The 2011 study found that men who are particularly lonely are more prone to feeling intense worshipful connections which resemble passionate love towards their various possessions. Cars, computers, bicycles and guns were the specific items up for examination in the study, but others are likely part of the same impulse. Feelings of love, essentially, have to go somewhere, and so, in some cases, we may lavish it on an inanimate thing.

Our Stuff Is An Expression Of Our Self

GIPHY

An expert told New Scientist that the things we buy and accumulate are often "repositories of ourselves" — basically, we curate our stuff as an exhibition of our own lives, as much as we possibly can.

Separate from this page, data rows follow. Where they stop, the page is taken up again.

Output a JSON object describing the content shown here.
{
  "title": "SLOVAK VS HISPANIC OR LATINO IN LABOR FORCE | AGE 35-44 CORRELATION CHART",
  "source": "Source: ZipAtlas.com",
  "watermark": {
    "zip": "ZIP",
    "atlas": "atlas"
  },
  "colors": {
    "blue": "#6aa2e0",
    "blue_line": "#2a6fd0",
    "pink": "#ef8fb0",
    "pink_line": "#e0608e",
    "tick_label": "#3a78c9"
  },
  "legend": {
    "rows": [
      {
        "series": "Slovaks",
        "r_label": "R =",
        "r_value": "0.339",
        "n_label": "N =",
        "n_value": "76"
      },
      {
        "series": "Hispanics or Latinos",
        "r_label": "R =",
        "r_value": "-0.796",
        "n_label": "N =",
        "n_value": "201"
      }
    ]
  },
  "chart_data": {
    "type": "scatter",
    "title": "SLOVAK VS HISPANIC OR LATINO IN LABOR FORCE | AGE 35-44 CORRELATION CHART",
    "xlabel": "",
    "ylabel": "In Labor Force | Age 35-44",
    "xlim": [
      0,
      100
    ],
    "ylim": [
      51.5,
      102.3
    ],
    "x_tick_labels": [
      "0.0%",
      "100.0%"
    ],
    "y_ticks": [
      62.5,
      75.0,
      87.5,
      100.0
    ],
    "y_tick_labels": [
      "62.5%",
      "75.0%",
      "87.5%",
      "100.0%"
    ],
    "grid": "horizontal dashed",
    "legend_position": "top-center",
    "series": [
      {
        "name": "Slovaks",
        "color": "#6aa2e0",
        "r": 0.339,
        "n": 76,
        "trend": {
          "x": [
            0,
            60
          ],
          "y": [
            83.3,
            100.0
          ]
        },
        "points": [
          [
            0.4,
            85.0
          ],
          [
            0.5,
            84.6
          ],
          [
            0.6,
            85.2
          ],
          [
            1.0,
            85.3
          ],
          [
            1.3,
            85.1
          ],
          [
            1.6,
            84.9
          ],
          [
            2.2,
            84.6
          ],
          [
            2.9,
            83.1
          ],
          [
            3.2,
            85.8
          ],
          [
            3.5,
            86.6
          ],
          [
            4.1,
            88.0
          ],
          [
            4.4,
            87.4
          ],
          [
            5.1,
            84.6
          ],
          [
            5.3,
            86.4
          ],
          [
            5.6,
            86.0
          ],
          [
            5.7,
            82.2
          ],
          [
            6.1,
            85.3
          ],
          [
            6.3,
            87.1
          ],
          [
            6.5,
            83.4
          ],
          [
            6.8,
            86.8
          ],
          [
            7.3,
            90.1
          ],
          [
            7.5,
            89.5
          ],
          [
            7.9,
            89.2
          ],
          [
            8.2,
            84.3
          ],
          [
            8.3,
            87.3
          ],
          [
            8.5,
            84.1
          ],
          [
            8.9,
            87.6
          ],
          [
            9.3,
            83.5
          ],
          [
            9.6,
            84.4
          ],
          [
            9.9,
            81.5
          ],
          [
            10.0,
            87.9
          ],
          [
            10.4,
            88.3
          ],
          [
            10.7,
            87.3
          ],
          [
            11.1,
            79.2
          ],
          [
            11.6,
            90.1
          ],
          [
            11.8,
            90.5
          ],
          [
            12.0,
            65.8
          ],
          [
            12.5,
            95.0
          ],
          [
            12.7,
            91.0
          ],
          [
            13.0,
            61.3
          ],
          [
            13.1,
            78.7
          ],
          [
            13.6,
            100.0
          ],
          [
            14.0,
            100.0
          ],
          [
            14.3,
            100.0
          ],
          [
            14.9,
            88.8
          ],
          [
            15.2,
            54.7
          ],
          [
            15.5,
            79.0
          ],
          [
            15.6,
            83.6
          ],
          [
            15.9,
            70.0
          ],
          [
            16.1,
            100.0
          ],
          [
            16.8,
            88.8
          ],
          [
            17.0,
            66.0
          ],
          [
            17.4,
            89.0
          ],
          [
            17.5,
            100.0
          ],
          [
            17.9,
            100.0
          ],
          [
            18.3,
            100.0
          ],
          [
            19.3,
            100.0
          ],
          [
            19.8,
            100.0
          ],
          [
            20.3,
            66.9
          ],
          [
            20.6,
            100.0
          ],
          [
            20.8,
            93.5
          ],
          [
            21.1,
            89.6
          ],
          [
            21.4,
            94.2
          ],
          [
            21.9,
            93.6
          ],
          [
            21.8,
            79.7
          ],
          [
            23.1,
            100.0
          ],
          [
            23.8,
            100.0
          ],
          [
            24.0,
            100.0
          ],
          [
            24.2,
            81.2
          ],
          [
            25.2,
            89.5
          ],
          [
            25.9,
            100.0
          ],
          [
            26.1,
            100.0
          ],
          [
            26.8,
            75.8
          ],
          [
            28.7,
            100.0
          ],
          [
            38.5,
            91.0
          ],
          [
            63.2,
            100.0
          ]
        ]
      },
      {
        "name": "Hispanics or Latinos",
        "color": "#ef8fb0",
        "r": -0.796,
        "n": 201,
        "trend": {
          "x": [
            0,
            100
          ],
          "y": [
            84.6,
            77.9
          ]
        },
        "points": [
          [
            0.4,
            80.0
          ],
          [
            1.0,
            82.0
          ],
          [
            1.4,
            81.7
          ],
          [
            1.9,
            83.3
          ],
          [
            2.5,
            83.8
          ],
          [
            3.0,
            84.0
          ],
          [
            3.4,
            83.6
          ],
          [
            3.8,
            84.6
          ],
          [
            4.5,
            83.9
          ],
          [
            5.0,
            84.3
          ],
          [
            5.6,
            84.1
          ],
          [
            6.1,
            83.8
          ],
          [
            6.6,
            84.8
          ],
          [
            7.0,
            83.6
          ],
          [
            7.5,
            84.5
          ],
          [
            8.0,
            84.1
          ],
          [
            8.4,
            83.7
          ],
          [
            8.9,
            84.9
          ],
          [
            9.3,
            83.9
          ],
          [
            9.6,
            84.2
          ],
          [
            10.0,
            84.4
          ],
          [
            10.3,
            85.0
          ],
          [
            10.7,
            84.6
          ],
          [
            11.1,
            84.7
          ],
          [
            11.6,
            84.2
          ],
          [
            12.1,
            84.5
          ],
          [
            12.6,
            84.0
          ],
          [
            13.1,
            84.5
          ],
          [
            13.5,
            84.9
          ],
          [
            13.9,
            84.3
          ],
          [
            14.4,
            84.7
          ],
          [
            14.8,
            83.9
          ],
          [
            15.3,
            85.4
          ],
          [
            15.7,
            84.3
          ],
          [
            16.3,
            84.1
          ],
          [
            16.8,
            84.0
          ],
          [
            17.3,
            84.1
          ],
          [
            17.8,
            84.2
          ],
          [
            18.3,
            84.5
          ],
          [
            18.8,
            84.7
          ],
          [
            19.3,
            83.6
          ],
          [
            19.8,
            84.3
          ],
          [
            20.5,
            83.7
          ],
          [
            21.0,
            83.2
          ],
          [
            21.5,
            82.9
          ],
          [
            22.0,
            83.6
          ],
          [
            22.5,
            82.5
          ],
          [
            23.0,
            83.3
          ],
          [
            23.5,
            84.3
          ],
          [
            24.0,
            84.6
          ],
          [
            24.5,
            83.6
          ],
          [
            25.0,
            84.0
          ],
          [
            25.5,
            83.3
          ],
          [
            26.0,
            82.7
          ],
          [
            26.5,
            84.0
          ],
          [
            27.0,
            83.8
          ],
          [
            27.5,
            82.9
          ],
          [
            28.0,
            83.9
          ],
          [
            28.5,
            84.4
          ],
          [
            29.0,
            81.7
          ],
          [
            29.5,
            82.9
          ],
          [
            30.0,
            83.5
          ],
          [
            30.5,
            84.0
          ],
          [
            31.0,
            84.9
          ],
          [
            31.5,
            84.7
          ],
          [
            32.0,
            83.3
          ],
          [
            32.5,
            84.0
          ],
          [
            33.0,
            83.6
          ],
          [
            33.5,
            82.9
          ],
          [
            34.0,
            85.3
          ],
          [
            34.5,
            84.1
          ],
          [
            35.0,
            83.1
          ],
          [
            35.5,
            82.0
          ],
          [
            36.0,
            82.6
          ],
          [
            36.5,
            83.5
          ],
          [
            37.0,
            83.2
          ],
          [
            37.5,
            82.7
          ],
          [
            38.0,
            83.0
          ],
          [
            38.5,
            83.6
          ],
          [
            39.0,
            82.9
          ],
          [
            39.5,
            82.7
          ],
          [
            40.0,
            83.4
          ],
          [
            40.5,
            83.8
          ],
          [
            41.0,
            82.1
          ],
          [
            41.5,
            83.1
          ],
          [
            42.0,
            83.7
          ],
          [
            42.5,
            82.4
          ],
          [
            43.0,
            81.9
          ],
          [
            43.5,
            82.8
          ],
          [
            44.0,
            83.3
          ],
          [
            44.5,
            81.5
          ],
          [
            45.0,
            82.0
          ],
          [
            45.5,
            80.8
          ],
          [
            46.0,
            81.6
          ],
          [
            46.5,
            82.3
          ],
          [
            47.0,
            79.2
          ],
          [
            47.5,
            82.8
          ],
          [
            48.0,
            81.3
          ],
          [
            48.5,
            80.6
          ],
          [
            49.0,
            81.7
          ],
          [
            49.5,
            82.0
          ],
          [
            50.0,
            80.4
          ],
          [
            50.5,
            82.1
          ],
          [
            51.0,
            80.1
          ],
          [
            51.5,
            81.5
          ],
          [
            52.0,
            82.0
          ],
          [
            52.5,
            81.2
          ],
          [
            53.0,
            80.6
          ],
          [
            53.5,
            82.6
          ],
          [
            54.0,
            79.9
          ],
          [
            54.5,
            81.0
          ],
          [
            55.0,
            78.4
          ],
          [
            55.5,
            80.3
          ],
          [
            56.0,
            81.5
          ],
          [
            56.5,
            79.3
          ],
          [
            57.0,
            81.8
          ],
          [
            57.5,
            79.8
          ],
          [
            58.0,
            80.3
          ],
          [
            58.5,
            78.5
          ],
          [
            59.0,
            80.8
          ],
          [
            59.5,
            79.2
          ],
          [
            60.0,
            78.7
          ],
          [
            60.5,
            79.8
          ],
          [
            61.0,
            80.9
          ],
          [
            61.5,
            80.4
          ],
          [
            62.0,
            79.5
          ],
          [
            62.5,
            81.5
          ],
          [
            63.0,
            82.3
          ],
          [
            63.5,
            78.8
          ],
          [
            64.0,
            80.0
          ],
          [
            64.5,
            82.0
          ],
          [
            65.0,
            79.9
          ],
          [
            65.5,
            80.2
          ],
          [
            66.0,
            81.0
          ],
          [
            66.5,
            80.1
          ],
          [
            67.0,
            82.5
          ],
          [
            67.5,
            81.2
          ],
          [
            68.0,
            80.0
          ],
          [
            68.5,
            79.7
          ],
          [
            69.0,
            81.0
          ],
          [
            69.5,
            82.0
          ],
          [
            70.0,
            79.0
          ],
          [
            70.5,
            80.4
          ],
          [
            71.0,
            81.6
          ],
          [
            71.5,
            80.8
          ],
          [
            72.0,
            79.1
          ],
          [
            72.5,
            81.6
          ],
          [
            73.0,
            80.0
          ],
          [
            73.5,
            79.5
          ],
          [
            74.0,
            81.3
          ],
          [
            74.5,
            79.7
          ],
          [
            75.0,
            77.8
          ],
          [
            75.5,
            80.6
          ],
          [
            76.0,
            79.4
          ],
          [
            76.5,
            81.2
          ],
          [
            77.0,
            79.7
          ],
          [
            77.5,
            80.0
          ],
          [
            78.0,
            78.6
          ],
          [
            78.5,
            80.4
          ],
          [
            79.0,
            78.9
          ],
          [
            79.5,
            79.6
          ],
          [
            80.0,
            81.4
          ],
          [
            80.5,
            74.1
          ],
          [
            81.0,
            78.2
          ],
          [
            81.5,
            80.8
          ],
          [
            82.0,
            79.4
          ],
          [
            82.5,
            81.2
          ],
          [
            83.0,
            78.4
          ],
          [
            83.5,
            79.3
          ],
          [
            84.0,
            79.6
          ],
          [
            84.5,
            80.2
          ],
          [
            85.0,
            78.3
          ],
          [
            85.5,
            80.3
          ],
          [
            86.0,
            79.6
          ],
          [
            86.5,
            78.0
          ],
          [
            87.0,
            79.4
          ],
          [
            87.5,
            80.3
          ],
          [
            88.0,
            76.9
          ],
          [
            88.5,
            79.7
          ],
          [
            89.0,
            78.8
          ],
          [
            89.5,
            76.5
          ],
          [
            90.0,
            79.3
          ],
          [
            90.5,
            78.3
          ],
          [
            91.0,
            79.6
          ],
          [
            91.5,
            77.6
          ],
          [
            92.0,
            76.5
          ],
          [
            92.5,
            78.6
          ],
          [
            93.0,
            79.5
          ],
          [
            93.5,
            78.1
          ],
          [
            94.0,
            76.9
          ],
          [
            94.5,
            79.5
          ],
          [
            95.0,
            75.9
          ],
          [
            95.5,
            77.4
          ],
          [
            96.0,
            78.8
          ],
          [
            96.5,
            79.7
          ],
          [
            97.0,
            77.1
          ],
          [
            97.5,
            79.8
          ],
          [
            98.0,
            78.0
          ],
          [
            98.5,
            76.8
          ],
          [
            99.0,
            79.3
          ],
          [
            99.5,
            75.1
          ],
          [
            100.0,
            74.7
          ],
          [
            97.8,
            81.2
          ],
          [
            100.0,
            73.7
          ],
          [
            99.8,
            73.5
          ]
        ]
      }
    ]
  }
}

This is particularly the case in life periods where self is in flux or open to new influences: teens have been shown to be particularly prone to putting their self-expression into possessions, from beaten-up sneakers to posters, fashion and music.

People who have just gotten married often have a similar kind of experience, as they frequently feel that objects they've been gifted as part of their registry project a certain idea of married self-life that will shape their future.

Possessions can make us feel better and more secure in ourselves; they can reiterate identity in a worrying situation; or they can reinforce certain self-images ("we are the sorts of people who have a dumb pillow shaped like a pineapple, because we are whimsical and travel a lot"). Ironically, it's possessions that often provoke the most envy in others and create distance and dislike for those who are truly affluent, according to studies. The phenomenon of frustration when one's possessions don't match up to one's self-image, aka "champagne tastes on a beer budget", is traced to this idea. Our possessions are supposed to mirror us, to others and to ourselves.

Things Are Collections Of Memories & Meaning

GIPHY

The big reason we hold onto things is that they're not just things to us. A cheese knife is not really just a cheese knife; our feelings about it include how we came to own it, how we used it, and the memories we attach to its use. We have practical possessions (and impractical possessions that we believe will one day become practical), but much of our "stuff" is in our lives because of this type of attachment.

A famous 1995 study identified four major different categories of attachment we feel towards the non-utilitarian stuff in our lives: stuff that reminds us of other people, stuff that expresses individual identity, stuff that isn't absolutely necessary and could be disposed of, and stuff that inspires ambivalent feelings (a mixture of pleasure and irritation, for instance). Things can be in more that one category at the same time: a soup ladle can be both utilitarian and a gift from a much-loved parent, for instance. Items that fit into the two first categories are the ones most likely to be accumulated over time because of our attitudes about the importance of memory and self.

Throwing those things away is also perceived, consciously or not, as a kind of threat. "Possessions with such properties become an extension of the self... therefore, the loss of these possessions is a threat to self-identity," researchers argued in the Journal Of Consumer Psychology in 2010. "The loss of special possessions elicits strong negative reactions because special possessions are identity markers, and the loss of an identity marker is a symbolic form of death of self." Things root us in one place and root our selves more firmly in the world.  

This, in a nutshell, is why you keep all the random stuff you inherited from your grandmother and why you keep buying specific items for yourself over and over until you form a collection (antique poison rings, perhaps, or a screen-printed cushion cover of a pug). They're reinforcements of particularly important types of identity, and we keep them as armor just in case that identity is under threat. That explanation may not bring much comfort to the roommate who's been complaining about how much of the living room has been consumed by your novelty teddy bear collection, of course. But it's worth a shot.